With applications for President Joe Biden’s student loan debt relief plan right around the corner, federal officials are warning about scams.

President Joe Biden announced in August that his administration would cancel $10,000 in student loan debt for federal borrowers with incomes less than $125,000 (or households earning $250,000), as well as $20,000 for Pell Grant recipients.

The program is expected to aid about 40 million people, the White House said. Borrowers can’t apply for forgiveness yet, but the application is expected to become available early this month.

Scammers may try to take advantage of this moment, obtaining borrowers’ personal information to bilk people hoping for this debt relief, or worse, clean out their bank accounts. For borrowers who qualify for forgiveness, it’s critical to know signs of fishy phone calls and emails.

Do not trust unsolicited calls, emails or texts from someone who claims to be from the Education Department or your student loan servicer, the FTC said. Scammers who reach out to you often lie about being affiliated with trusted agencies.

If you’re unsure about who’s calling or emailing, hang up immediately or don’t respond.

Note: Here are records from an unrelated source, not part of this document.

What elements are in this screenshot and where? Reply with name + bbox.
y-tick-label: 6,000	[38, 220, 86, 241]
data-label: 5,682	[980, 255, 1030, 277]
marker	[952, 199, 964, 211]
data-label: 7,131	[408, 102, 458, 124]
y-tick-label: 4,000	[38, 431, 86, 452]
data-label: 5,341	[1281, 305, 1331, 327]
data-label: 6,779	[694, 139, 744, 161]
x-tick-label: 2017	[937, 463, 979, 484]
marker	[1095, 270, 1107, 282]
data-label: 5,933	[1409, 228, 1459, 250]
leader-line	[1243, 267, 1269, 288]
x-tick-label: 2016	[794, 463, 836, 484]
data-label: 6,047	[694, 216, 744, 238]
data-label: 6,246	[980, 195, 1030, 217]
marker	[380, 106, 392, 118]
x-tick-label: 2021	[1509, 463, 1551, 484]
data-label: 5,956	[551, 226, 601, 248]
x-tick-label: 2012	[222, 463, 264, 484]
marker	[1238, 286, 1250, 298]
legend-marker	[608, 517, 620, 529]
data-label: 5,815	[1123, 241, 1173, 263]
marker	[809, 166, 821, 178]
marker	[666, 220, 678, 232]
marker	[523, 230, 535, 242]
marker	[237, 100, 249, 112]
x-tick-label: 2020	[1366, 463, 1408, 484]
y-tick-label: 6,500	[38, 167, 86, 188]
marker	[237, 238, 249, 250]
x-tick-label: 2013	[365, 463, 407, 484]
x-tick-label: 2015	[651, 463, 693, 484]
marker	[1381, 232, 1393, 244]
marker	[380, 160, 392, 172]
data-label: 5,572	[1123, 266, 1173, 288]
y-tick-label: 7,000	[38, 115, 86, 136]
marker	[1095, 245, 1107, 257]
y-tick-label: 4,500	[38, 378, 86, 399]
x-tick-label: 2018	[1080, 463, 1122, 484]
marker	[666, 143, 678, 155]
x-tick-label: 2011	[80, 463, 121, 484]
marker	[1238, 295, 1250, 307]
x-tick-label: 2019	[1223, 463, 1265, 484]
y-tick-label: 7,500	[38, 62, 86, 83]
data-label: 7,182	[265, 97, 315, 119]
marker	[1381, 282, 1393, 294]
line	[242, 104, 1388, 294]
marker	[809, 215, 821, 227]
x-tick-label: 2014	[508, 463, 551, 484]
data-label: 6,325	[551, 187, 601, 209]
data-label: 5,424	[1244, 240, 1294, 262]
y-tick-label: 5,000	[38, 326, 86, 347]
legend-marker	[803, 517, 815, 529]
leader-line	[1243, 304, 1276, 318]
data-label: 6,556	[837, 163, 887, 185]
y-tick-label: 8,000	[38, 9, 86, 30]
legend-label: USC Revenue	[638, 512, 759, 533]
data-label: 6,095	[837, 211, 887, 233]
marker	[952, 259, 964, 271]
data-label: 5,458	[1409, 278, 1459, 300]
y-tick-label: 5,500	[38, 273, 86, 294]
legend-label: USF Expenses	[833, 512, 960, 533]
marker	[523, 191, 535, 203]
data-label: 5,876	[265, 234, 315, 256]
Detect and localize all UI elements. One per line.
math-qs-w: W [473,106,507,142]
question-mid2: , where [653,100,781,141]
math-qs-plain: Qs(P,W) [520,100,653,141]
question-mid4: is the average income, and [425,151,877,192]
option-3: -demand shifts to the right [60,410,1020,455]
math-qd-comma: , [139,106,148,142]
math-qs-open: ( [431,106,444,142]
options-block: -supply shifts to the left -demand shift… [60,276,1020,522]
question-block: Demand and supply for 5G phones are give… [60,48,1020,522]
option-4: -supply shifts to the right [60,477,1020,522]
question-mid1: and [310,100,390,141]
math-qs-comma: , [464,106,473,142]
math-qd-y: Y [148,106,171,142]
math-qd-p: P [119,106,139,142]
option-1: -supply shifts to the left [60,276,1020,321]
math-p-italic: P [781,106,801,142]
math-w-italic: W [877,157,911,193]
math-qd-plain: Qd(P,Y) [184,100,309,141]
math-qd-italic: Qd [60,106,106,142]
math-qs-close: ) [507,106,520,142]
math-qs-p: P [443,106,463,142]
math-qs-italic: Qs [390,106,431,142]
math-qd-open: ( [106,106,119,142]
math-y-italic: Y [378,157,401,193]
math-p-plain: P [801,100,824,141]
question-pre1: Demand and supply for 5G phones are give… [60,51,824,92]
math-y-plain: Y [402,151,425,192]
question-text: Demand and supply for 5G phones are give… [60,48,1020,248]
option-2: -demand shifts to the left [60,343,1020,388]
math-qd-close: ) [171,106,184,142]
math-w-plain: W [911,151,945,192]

It’s safer to initiate contact yourself – using information from the Education Department or your loan servicer’s official websites.

Some scammers will create fake applications to access borrowers’ savings. 

“The ‘debt relief application’ they give you is sometimes a direct deposit or Power of Attorney form – which lets scammers start to taking money from your bank account,” Grajales writes.

Never provide personal information about your loans with people who contact you out of the blue. Scammers might know some information about your loans, and will use it to gain your trust to get more details from you, the FTC says.

“If anyone says they need your FSA ID to help you, that’s a scam. Don’t do it,” Grajales added. “They can cut off contact between you and your servicer – and even steal your identity.”